ATLANTA (BP)–The evangelical community drew CNN’s spotlight Oct. 24 in a news special, “Fight Over Faith.” The CNN Presents program’s premise, while far from a new assertion, was that there is a division between evangelicals and others in the U.S. Christian sector over how closely the Bible’s teachings should be followed.
The “soldiers of the cross [are] in a family feud,” CNN correspondent Carol Marin said in opening the special, which featured Mike Hamlet, pastor of First Baptist Church of North Spartanburg, S.C., as well as SBC President Bobby Welch during his cross-country bus tour in which he called on Southern Baptists to evangelize and baptize 1 million individuals.
CNN’s Marin said Southern Baptists, as the “most conservative” of the “mainline” denominations in the country, “have all but declared war on American culture” in the “fight over faith.”
And the battle “is as much about culture as it is about religion,” she continued.
“It is a fight for faith” primarily against Satan, said Welch, who also is pastor of First Baptist Church in Daytona Beach, Fla. “Our enemy is Satan. Our enemy is not conservatives or liberals, Democrats or Republicans. Those are not our enemy.”
In this fight, Welch said, “eternity is in the balance.”
Yet it didn’t take long for the program to turn to politics. The opening clip featured CNN anchor Aaron Brown saying born-again Christians “are making their presence felt well beyond the pulpit.”
Marin pointed to a “new phenomenon” in evangelical churches across America — their “enormous political influence.”
She said there are some “who believe that churches should have nothing to do with registering people to vote.”
Hamlet acknowledged, “Those people are the ones who absolutely fear the evangelical community. They are the ones who would say to us sit down over there and shut up. Be religious. You’re not going to have a part in our culture.”
Born-again, evangelical voters are a “very significant voting bloc,” said Richard Land, president of the SBC’s Ethics & Religious Liberty Commission, during an address at Hamlet’s church shown on the program.
Clips of the ERLC’s iVoteValues.com Mobile Voter Registration Rig and Information Center were shown at a stop in Asheville, N.C. The iVoteValues.com initiative is proof, Marin said, that Southern Baptists are serious about educating voters on the issues.
The truck has visited 20 states and hosted more than 30,000 people since it began its run at June’s Southern Baptist Convention annual meeting in Indianapolis.
The pro-life and same-sex marriage issues “in large part fuel the evangelical vote,” Marin suggested, noting at the iVoteValues.com truck, “there is a distinct mixture of faith and politics” along with a “music video to stir the hearts of a potential voter.”
Hamlet said people who meet him often are surprised to learn that he is a conservative evangelical, saying many buy into the false stereotype of an evangelical as someone who is “mean-spirited, hard, and ignorant about points of view.”
“Liberals in the country are afraid of evangelicals,” Hamlet continued, saying that while others may compromise, an “evangelical’s faith is built on a certain principle — a commitment to Christ, a commitment to God’s Word.”
“My position is based on a set of moral absolutes,” he said. “That’s the problem America has; we now have no moral absolutes.”
C. Welton Gaddy, president of the Interfaith Alliance, said there is a “religious McCarthyism” afoot. “There are power-hungry people, both in the church and in politics, who are using those issues to divide congregations in order to identify who the true believers are,” he asserted.
Gaddy contended that the “religious right” uses a “litmus test” in order to “pass judgment on another person’s spirituality, not by asking the singular question about your relationship to God and your belief in Christ, but where you are on a variety of socio-political issues.”
Gaddy said “Christianity is more exclusive now than it was at its inception.” This exclusivity is a “danger to America’s diversity,” Marin quoted Gaddy as saying.
Hamlet told Marin that Jesus Himself said He is “the way, the truth and the life.
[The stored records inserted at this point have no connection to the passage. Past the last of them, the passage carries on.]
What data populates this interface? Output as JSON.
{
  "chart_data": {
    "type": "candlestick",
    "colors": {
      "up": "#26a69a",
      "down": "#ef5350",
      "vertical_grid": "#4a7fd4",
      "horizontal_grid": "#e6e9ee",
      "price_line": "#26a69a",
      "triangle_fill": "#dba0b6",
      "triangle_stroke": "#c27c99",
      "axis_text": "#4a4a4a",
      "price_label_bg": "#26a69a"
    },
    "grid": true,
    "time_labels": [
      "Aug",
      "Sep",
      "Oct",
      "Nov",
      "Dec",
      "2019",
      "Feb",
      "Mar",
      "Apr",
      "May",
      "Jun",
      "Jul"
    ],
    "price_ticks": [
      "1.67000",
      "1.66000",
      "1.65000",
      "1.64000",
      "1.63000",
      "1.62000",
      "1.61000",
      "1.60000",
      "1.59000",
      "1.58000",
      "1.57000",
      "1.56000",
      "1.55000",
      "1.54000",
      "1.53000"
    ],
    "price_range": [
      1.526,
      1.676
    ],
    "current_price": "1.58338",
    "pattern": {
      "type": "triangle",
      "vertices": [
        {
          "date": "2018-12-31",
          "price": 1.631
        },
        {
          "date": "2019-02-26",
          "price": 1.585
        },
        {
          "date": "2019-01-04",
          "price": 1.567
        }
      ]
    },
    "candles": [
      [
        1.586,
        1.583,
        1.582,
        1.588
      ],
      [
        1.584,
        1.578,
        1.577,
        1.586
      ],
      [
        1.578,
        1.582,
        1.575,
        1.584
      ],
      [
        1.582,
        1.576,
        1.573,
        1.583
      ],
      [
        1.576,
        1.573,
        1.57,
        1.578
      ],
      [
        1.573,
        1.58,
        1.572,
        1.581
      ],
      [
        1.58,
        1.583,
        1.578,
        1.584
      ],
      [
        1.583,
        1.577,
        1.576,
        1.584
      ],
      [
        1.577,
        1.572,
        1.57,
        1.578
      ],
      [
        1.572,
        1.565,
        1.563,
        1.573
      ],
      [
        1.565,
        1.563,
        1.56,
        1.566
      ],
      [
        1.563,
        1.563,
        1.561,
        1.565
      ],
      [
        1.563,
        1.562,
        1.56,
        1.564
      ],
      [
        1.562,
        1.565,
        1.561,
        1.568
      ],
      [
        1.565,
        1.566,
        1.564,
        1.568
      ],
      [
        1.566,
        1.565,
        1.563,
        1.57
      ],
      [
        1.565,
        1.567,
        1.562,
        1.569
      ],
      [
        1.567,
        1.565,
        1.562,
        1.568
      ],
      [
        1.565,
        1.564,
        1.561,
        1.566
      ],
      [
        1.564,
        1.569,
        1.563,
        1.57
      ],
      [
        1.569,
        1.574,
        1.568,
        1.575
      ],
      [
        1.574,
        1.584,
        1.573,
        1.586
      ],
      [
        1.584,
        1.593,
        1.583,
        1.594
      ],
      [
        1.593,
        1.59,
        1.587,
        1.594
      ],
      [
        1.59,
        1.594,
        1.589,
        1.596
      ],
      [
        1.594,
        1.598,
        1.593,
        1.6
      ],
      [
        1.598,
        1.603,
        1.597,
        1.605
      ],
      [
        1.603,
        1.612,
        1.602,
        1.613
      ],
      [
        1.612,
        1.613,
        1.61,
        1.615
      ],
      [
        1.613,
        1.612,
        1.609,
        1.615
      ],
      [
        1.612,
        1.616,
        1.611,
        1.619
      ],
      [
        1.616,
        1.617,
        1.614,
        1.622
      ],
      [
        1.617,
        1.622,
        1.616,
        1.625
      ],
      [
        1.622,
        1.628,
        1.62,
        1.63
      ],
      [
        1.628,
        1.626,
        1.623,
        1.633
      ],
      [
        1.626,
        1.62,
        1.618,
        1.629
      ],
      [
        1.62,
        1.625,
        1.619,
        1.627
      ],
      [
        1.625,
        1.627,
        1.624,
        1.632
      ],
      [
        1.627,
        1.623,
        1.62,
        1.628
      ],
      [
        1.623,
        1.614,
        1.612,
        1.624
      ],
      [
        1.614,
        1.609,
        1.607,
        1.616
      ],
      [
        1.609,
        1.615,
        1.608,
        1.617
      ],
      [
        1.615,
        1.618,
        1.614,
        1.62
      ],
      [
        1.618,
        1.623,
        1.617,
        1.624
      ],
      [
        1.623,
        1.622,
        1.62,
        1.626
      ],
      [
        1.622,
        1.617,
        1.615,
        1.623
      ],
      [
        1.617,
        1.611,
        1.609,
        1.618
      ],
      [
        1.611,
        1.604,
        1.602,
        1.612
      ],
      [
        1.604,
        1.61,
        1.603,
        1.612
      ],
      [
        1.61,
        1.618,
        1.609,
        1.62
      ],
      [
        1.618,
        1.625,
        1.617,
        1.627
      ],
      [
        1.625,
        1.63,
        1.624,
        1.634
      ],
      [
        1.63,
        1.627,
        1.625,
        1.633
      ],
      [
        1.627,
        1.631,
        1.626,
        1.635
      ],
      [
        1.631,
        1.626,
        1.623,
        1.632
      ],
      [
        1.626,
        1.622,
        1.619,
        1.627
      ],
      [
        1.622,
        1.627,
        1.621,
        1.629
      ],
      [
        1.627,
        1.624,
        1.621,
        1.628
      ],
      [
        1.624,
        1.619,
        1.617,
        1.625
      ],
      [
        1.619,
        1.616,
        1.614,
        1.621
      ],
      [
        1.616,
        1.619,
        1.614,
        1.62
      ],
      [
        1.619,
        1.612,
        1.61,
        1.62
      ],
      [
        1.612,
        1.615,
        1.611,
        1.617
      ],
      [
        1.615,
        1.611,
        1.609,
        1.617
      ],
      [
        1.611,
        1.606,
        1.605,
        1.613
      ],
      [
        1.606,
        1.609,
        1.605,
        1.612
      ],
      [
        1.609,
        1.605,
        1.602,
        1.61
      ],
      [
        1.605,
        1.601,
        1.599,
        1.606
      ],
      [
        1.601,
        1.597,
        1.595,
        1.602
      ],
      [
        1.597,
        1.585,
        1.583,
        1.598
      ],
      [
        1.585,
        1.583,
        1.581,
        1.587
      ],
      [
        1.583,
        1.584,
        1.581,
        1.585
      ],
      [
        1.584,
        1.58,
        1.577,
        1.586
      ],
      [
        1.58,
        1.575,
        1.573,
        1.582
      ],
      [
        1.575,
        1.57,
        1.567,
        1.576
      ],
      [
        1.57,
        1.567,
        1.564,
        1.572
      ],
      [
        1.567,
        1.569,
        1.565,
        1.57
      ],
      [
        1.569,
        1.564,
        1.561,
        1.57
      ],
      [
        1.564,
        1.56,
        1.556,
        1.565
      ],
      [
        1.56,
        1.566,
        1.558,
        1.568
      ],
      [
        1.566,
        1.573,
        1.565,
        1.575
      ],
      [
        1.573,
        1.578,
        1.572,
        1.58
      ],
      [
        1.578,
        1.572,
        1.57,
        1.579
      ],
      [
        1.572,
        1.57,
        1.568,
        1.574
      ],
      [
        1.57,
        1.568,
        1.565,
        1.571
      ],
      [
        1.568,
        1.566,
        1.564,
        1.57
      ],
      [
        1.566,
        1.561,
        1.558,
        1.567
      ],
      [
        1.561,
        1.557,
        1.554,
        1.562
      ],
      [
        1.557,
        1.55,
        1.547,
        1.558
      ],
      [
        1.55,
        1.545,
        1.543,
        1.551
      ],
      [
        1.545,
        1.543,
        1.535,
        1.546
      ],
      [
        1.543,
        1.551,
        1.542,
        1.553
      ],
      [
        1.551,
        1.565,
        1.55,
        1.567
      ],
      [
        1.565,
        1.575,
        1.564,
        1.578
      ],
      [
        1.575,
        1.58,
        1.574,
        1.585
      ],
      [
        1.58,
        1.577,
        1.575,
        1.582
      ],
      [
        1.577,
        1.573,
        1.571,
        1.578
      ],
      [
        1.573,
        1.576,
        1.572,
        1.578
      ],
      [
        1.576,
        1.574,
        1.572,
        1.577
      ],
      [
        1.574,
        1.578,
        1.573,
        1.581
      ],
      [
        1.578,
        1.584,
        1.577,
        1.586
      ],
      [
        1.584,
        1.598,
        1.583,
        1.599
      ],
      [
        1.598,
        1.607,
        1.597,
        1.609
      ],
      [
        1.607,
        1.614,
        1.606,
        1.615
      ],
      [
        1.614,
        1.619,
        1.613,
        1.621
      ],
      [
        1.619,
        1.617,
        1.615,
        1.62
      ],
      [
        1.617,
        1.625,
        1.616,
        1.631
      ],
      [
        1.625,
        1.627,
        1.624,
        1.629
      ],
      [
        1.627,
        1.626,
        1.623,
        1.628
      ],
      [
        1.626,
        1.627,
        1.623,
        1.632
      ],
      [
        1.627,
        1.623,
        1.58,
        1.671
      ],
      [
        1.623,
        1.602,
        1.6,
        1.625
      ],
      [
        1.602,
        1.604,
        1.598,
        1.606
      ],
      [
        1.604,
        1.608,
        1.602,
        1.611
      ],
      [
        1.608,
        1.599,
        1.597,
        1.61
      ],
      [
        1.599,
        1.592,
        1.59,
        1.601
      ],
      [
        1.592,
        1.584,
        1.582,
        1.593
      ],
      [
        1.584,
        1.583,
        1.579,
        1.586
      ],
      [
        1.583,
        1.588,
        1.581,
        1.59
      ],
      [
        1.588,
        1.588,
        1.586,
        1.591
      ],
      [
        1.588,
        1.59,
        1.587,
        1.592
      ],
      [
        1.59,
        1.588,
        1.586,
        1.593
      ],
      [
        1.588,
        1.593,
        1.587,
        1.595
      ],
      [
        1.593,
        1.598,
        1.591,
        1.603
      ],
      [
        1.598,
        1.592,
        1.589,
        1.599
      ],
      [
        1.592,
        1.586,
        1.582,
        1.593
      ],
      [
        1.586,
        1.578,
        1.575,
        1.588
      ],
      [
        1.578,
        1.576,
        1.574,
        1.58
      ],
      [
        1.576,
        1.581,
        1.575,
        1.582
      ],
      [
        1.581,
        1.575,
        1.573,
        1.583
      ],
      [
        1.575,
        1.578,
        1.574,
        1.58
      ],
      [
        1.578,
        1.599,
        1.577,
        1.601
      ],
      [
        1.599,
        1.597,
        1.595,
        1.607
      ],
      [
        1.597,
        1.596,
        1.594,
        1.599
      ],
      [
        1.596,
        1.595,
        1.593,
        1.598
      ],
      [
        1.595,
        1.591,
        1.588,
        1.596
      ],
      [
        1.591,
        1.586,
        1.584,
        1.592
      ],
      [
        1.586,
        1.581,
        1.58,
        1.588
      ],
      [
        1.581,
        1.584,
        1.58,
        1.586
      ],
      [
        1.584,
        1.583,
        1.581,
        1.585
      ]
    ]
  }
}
No man comes to the Father except by me,” noting that Muhammad, Buddha, and all the other religious leaders are dead. “We serve a risen Savior through the resurrection of Jesus Christ.”
When asked by the CNN reporter if he could assert “there is only one way to the Kingdom of God,” Gaddy responded: “I will never attempt to play God, and to make any statement that is sweepingly exclusive of other people is to assume that I can make a judgment that I believe only God alone can make.”
“There may be a lot of things about the Bible that I don’t understand. But I’m not really given the choice of what I can believe and what I can’t believe,” Hamlet said.
The program featured brief segments with a family from the Spartanburg church, Cassidy and Robin Carlisle and their two children, Rick, 15, and Caitlin, 11.
Caitlin told of becoming a Christian at age 3.
Marin asked the girl, “Can a 3-year-old really understand or know enough to –”
“All you have to understand,” Caitlin said, “is, I’m a sinner and I need Jesus, and Jesus died for me. That’s all you need to understand.”
This CNN program will be re-aired Saturday, Oct. 30. Check local listings for the time in your area.